Egypt’s e-commerce transactions total EGP 80 billion in 2021: EJB

E-commerce transactions in Egypt hit EGP 80 billion in 2021, while the Middle East recorded $ 71 billion in 2021, according to Egyptian Junior Businessmen Association (EJB) member and CEO of BOOST Sherif Makhlouf.

Makhlouf told Daily News Egypt that electronics leads e-commerce revenues in Egypt with a percentage of 28%, followed by fashion (21%), food and personal care (19%), toys, hobbies and home improvement (19%) . and furniture and appliances (12%).

With regard to direct-to-consumer (D2C) businesses, Makhlouf clarified that D2C companies are retailers who sell directly to consumers, usually by investing in new product development and branding while outsourcing their supply chains, and underlines that that they usually sell through digital channels or direct sales while leaving out retail overheads and benefiting greatly from social media marketing.

Makhlouf pointed out that the D2C trend is only part of the ecommerce world, pointing out that marketplaces like Amazon, Jumia and Noon only make up 50% of the ecommerce sector.

He expected the proliferation of D2C to have a positive impact on the Egyptian economy, as many e-commerce brands shop and manufacture locally, and many of them ship products internationally.

The EJB member believes that the e-commerce market in Egypt needs no regulation other than current retail and consumer protection laws and stresses the importance of providing support and incentives to allow it to thrive.

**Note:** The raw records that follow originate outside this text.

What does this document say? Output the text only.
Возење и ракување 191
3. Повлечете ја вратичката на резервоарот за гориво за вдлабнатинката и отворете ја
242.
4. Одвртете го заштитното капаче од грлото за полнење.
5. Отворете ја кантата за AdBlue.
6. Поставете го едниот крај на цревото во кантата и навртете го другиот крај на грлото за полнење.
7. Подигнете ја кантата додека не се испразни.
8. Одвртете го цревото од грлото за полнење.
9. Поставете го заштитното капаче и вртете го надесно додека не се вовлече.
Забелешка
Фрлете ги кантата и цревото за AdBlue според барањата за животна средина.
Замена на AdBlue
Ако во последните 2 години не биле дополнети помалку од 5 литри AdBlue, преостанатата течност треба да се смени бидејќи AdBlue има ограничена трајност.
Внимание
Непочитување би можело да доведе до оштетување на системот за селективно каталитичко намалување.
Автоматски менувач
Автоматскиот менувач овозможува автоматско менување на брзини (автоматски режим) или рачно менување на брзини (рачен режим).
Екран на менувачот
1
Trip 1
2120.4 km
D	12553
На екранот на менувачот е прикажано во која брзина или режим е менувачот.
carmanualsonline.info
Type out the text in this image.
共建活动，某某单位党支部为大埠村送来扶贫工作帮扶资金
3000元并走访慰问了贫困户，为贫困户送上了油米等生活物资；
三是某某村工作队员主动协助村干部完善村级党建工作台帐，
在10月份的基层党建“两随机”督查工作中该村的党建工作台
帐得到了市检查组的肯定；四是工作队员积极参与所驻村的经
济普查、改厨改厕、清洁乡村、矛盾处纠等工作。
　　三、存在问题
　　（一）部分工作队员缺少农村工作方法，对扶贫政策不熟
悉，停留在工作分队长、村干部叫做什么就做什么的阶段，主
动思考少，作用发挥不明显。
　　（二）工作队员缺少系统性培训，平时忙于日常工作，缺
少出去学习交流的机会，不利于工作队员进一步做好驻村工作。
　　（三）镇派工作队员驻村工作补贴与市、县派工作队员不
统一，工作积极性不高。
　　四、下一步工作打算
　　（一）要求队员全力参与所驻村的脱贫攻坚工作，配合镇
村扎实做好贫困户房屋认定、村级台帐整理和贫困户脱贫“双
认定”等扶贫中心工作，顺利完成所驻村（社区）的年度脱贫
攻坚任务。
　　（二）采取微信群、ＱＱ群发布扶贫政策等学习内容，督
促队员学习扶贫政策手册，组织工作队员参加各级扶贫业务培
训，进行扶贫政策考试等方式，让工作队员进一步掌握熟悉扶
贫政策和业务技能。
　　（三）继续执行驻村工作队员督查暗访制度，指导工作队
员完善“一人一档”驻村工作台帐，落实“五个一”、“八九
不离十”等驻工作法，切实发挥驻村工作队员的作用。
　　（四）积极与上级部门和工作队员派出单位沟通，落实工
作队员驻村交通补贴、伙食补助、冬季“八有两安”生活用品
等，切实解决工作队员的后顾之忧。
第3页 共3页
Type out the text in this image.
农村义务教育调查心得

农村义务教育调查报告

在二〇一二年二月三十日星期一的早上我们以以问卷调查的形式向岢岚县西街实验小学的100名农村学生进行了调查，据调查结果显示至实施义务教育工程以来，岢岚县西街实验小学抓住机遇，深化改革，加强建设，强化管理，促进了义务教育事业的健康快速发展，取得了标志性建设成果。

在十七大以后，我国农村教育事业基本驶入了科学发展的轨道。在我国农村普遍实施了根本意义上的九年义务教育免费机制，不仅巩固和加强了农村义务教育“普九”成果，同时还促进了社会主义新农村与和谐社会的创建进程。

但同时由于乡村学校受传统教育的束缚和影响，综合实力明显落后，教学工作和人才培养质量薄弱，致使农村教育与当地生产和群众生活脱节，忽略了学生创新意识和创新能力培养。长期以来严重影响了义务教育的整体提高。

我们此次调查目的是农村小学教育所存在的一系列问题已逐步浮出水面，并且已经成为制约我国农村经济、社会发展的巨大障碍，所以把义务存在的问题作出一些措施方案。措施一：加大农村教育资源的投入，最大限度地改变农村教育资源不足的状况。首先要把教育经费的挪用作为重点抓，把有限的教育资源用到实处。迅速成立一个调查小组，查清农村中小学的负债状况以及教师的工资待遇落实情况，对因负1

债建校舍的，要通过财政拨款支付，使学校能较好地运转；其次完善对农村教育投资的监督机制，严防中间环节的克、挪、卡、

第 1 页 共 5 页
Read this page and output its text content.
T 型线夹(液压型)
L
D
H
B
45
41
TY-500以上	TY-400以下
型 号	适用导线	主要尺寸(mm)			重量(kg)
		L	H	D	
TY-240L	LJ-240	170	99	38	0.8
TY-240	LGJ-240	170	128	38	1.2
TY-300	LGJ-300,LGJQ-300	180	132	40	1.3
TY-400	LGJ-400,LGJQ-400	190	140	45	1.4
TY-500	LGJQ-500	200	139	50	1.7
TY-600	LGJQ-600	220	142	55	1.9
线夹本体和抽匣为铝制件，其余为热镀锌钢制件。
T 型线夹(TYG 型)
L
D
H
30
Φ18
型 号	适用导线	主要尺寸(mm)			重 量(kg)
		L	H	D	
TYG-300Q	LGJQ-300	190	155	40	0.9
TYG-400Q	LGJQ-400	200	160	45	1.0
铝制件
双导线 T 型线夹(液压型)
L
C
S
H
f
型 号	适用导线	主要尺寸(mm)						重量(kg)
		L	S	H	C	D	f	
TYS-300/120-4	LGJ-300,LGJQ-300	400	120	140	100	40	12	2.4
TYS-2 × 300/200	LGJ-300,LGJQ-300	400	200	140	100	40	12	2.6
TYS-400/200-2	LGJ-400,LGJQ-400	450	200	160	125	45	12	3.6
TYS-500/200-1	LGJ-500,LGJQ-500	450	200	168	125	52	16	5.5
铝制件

Makhlouf predicted that due to the industry’s relatively advanced supply chain and new product development in Egypt, the fashion industry would be the most requested sector by the D2C, followed by home accessories, personal care, toys, hobby & home improvement, pet products, furniture, and appliances.

He also predicted that the electronics and media industries would not make any progress on the D2C model due to the complexity of the production and supply chain.

The EJB member said the growth of D2C brands will attract more foreign direct investment into Egypt, referring to Amazon’s takeover of Souq Egypt and Jumia’s investment of German concern Rocket Internet in Egypt.

He noted that the D2C trend is affecting traditional retailers, but he encouraged many retailers to revise their digital strategies to compete with such brands, perhaps even creating new D2C brands themselves, direct channels that skip the intermediary.

He added that selling items on Facebook outside of the tax system is the form many of these sellers are testing the market and realizing demand for their products with the sophistication of the new Egyptian e-commerce purchase and in the post-Covid – Recognize Era Many sellers now have legitimate online businesses and with large operations and mostly tax paying like any other retailer out there.

Makhlouf said the coronavirus had accelerated the adoption of e-commerce by Egyptian consumers, but that matter would happen anyway, adding it was only a matter of time.

“She [consumers] discover products and solutions online, buy them and get efficiently delivered and that is becoming a reality just like anywhere else in the world, ”he concluded.